Pour Bank of Africa, l’enjeu dépasse donc les revenus d’intérêts. Le groupe peut générer des commissions d’arrangement, renforcer sa relation avec l’État guinéen et établir sa filiale londonienne comme une plateforme capable de connecter les besoins africains aux liquidités internationales. Son bureau de Dubaï apporte, pour sa part, un accès stratégique aux investisseurs et institutions familiers de la finance islamique.
Le groupe marocain construit ainsi un modèle d’intermédiation panafricaine : identifier un projet sur le continent, le structurer depuis Londres, mobiliser des capitaux internationaux et islamiques depuis plusieurs juridictions, puis en confier la réalisation à un acteur africain du BTP.
La Compagnie sahélienne d’entreprises, groupe sénégalais chargé des travaux, complète cette chaîne Sud-Sud. Le projet associe ainsi un emprunteur guinéen, un arrangeur marocain, une entreprise sénégalaise et une institution multilatérale du monde islamique.
300 millions pour 160 kilomètres : un ratio qui exige de la transparence
Rapportée aux quelque 160 kilomètres annoncés, l’enveloppe représente un ordre de grandeur voisin de 1,87 million d’euros par kilomètre.
Ce ratio ne peut toutefois pas être interprété comme le seul coût du revêtement routier. Le programme comprend une bretelle d’environ 11,4 kilomètres, un pont de 200 mètres sur le Bafing, des ouvrages d’art, des systèmes de drainage et des travaux réalisés dans une zone longtemps difficilement accessible, particulièrement pendant la saison des pluies. Les travaux doivent s’étendre sur 36 mois.
Le montant reste néanmoins suffisamment élevé pour justifier une publication détaillée des composantes financières et techniques : coût des travaux, frais de financement, provisions pour imprévus, assurances, fiscalité, modalités d’entretien et dépenses de supervision.
Les conditions essentielles du prêt n’ont pas encore été rendues publiques : maturité, différé de remboursement, taux d’intérêt, répartition entre les deux tranches, identité de tous les prêteurs, niveau exact de couverture de l’ICIEC et garanties accordées par l’État.
Or, dans un financement d’infrastructure, le montant nominal ne dit presque rien de son coût réel. Un prêt de longue durée assorti d’un différé généreux peut être soutenable. Le même montant, contracté à un taux élevé et remboursable rapidement, peut exercer une pression importante sur le budget.
Une divergence monétaire doit également être signalée. Le ministère guinéen de l’Économie et des Finances annonce 300 millions d’euros, tandis que plusieurs médias reprenant la communication de Bank of Africa évoquent 300 millions de dollars.
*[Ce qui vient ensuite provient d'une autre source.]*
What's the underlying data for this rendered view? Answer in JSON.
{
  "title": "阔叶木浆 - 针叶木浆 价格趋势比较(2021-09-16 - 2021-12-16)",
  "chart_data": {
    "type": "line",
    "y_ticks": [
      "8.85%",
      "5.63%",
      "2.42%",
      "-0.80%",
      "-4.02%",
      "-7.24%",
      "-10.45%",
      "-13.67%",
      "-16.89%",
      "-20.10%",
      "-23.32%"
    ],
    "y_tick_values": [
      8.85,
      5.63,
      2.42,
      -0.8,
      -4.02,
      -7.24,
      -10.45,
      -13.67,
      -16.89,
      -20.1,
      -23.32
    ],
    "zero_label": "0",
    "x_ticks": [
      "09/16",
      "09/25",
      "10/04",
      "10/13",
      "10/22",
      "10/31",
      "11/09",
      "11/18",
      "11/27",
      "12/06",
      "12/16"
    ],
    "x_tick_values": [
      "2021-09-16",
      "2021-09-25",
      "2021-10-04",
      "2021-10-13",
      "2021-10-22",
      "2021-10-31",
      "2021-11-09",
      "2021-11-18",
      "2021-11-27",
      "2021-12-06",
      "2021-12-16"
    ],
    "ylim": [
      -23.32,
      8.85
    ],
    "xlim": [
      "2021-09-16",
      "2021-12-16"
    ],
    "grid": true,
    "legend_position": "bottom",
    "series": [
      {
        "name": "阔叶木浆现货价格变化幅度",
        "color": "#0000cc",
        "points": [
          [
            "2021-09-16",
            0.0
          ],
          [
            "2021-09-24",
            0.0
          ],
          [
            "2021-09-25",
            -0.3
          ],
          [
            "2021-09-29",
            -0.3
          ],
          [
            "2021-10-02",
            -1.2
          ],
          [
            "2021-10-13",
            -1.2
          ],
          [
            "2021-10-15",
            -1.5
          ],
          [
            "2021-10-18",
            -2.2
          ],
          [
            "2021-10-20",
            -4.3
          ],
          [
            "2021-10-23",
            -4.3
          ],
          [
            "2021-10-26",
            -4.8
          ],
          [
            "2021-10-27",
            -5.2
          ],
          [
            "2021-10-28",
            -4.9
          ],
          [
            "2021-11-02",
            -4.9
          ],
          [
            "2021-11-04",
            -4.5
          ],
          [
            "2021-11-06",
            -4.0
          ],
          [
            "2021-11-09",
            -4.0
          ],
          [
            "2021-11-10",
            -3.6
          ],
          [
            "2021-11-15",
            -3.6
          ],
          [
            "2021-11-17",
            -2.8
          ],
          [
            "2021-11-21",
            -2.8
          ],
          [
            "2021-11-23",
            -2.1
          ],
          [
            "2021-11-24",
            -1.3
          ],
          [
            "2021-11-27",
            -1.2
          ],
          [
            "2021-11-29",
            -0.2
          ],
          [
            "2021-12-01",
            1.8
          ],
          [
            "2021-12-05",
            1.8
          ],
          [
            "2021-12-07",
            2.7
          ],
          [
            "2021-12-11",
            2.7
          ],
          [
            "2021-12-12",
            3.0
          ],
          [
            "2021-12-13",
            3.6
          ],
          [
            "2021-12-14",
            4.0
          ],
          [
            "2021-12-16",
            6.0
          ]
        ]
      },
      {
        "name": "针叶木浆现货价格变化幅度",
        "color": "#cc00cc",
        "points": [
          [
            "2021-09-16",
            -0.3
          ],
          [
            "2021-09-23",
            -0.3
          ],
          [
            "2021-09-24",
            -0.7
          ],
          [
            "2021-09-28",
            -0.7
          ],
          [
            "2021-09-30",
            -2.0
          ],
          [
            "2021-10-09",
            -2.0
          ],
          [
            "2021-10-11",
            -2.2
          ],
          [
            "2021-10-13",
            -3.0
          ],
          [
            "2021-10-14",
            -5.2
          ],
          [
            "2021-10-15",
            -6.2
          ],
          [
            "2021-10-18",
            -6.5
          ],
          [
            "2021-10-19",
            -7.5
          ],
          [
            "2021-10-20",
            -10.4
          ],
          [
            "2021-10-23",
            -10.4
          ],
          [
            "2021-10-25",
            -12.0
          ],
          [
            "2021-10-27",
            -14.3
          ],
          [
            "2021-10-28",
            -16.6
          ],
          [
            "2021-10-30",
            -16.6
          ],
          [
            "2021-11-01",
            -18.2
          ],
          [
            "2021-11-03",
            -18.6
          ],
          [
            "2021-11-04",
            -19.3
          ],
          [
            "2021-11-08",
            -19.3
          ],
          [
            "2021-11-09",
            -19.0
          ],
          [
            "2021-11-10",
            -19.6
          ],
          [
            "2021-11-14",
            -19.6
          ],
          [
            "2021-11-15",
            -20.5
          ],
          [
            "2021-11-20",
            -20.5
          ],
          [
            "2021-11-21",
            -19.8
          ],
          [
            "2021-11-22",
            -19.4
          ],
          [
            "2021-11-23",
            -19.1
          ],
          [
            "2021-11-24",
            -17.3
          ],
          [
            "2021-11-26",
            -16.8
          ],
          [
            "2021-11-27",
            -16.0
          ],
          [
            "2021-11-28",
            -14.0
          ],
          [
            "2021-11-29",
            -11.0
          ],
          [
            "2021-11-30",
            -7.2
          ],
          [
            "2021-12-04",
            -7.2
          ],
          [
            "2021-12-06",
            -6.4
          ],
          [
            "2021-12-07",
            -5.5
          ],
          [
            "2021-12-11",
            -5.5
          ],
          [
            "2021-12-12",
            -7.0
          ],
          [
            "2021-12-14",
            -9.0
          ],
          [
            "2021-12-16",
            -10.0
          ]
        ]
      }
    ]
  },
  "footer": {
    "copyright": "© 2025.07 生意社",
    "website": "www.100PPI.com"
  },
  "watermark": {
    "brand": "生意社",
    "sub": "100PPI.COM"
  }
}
En l’absence de publication des documents contractuels, le montant officiel communiqué par la partie guinéenne est retenu ici, mais cette différence devra être clarifiée.
La Guinée entre sur un marché plus profond, mais plus exigeant
Selon Bank of Africa, l’opération constitue la première incursion de la Guinée sur le marché international des prêts syndiqués et dans un financement souverain intégrant une composante islamique.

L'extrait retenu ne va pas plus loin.